Каморка чайханщика была уже открыта. Худой подросток в тюбетейке и длинном белом переднике тотчас принёс оттуда пиалу, чайничек с заваркой зелёного чая, спросил:
— Манты будете? Больше ничего нет.
Артур кивнул.
Манты оказались скользкими кусочками плохо проваренного теста, набитого прогорклым луком вместо мяса.
Отставив в сторону мисочку с мантами, он встал, чтобы пройти к видневшемуся отсюда прилавку с виноградом: захотелось купить к зелёному чаю хоть одну гроздь.
— Эй–эй! — закричал, выбегая из своей каморки, подросток в переднике, а вслед за ним высунулся лысый толстый чайханщик. — Куда?! Заплати!
Артур хотел было отмахнуться от их смехотворного подозрения, но тут же опустился обратно на стул.
Наливая из чайника в пиалу зелёный чай и одновременно прикрыв глаза, представил себя старым, толстым чайханщиком, сделался им до того, что верхнюю губу защекотали длинные жёсткие усы, росшие у чайханщика под носом, властно подумал: «Купить этому, чёрному, как головешка, кисть винограда».
И вот тяжёлая кисть купленного красно–чёрного прошлогоднего подвядшего винограда опустилась из руки чайханщика на поверхность пластикового столика рядом с дымящейся пиалой.
— Спасибо. Сколько я вам должен за все? — спросил Артур ничего не заподозрившего старика, расплатился с ним и принялся пить чай, отщипывая приторно–сладкие, сморщенные виноградины.
Прикосновение солнца к щеке, ко лбу становилось всё более явственным. В голове Артура словно бы послышался укоряющий голос Анны: «Почему не помыл виноград?»
Он попытался представить себя ею в надежде понять, где она сейчас, что с ней, почему Богу было нужно в секунду убрать её из этого мира, где принято солнцу греть, винограду — расти, а ему, Артуру, оказаться совсем одному в этой, в сущности, чужой стране… Но Анна не воплощалась. Артур с испугом подумал, что, наверное, начинает забывать её облик. Невольно глянул на безымянный палец правой руки. Там чётко виднелась полоска — след обручального кольца, которое он снял по совету Стаха позавчера в Москве, когда исполнилось девять дней…

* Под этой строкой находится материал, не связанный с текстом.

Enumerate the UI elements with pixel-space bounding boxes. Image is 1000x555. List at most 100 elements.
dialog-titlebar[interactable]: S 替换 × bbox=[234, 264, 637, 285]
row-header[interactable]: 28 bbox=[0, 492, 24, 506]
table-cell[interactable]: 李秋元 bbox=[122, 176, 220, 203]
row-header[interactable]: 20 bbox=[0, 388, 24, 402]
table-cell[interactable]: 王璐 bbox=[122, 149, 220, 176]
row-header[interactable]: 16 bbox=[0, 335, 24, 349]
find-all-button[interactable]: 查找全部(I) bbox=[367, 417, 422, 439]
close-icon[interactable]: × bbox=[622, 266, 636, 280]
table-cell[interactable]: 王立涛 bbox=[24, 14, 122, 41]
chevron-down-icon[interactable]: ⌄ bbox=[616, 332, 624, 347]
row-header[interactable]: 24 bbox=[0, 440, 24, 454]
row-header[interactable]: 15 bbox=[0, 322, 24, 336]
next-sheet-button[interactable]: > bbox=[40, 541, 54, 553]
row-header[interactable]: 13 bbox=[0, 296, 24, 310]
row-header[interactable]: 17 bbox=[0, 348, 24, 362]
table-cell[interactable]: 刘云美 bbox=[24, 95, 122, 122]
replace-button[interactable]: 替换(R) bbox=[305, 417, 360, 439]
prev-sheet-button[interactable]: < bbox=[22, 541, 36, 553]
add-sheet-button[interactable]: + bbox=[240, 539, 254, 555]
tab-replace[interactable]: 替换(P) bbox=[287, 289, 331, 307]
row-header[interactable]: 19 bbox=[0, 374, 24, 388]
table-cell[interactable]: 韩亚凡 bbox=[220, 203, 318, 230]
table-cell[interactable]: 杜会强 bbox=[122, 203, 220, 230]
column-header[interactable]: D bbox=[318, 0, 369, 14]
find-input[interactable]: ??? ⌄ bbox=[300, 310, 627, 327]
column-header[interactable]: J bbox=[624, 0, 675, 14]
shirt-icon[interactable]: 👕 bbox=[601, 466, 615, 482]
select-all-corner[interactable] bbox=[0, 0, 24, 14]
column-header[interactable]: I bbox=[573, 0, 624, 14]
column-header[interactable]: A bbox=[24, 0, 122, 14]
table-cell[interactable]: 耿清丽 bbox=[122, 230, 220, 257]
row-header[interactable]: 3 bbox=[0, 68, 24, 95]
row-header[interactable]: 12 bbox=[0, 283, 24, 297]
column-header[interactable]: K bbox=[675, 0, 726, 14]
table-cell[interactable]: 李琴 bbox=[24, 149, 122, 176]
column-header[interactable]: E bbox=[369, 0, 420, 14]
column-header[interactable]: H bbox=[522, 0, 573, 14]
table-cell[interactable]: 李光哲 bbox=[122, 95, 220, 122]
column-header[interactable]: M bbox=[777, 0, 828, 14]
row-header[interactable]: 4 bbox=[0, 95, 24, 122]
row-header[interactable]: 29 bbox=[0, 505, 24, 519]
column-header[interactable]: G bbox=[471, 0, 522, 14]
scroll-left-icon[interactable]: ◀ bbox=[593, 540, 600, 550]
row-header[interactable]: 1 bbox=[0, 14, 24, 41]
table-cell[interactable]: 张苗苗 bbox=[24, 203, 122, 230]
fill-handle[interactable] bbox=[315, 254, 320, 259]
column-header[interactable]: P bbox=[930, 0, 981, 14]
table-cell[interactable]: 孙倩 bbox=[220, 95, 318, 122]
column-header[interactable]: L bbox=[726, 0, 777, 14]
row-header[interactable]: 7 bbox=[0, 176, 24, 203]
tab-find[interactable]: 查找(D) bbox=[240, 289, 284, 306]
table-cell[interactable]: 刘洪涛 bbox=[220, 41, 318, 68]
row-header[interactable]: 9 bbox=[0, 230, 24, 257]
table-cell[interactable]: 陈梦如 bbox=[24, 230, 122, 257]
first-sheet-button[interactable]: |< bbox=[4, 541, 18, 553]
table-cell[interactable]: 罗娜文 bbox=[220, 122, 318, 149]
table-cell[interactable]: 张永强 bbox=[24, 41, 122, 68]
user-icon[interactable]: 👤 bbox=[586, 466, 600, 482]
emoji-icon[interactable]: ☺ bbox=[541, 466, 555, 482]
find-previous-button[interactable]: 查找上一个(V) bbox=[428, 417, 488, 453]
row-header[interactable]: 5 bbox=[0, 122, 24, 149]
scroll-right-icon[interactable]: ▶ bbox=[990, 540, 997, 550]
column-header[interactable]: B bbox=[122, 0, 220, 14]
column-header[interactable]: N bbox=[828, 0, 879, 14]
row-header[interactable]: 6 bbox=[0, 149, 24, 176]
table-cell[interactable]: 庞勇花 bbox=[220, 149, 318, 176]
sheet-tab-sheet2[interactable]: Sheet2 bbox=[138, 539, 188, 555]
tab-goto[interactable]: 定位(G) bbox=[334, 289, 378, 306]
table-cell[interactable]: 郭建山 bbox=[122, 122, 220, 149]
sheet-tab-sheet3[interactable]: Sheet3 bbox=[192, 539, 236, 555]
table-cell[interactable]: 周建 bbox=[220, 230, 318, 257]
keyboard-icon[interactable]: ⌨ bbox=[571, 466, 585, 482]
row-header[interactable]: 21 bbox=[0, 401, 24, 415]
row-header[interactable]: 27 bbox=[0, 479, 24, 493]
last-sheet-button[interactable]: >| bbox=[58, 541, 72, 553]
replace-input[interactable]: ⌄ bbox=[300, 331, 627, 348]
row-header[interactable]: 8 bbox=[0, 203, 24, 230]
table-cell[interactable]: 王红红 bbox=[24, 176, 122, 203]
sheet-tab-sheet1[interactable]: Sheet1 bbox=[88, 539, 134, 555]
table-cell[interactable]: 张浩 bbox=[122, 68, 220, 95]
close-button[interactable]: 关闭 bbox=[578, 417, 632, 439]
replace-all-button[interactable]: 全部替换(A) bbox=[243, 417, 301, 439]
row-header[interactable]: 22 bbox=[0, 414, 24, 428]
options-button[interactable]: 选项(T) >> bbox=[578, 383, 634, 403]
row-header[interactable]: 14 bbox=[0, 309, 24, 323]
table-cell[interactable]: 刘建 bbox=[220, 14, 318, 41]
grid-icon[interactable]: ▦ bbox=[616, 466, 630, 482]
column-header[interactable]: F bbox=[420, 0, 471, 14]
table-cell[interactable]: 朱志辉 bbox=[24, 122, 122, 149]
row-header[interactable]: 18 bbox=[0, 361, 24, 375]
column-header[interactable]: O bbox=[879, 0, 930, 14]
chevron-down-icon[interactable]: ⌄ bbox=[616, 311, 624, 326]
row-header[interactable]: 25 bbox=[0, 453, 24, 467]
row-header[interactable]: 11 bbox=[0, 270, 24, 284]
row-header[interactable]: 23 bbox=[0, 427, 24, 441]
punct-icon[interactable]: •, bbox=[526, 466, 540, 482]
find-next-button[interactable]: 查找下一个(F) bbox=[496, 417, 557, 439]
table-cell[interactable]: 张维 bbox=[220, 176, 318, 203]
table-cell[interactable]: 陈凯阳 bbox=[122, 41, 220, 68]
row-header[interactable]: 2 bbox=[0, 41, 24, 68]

Покинув чайхану, пробираясь обратным путём через гудящий, уже переполненный покупателями базар, Артур осознал, что напрочь разлюбил это место, которое раньше было исполнено для него экзотического очарования. То тупые, то хитрые физиономии продавцов несли на себе ту же печать алчности, как и у спекулянтов–перекупщиков на московских рынках, в кооперативных киосках. А здешние цветастые халаты и чалмы теперь воспринимались всего лишь как дешёвая костюмерия. Во всём вокруг незримо витал отвратительный привкус халтурно приготовленных мантов, так и не смытый из горла зелёным чаем.
Зато, когда он вышел с базара и, чтоб не идти прежним путём, повернул в другую сторону, перед ним за будочкой сапожника предстало дерево. Еще без листвы, оно было сплошь покрыто красными цветами. Цветы густо росли из сучьев, из ствола, словно торопясь известить мир о начале весны, первыми порадовать его красотой, не требуя взамен абсолютно ничего. Этот живой букет наглядно противостоял базару, и Артуру стало горько, что Анна, прожив на этой земле, никогда не видела такого дерева.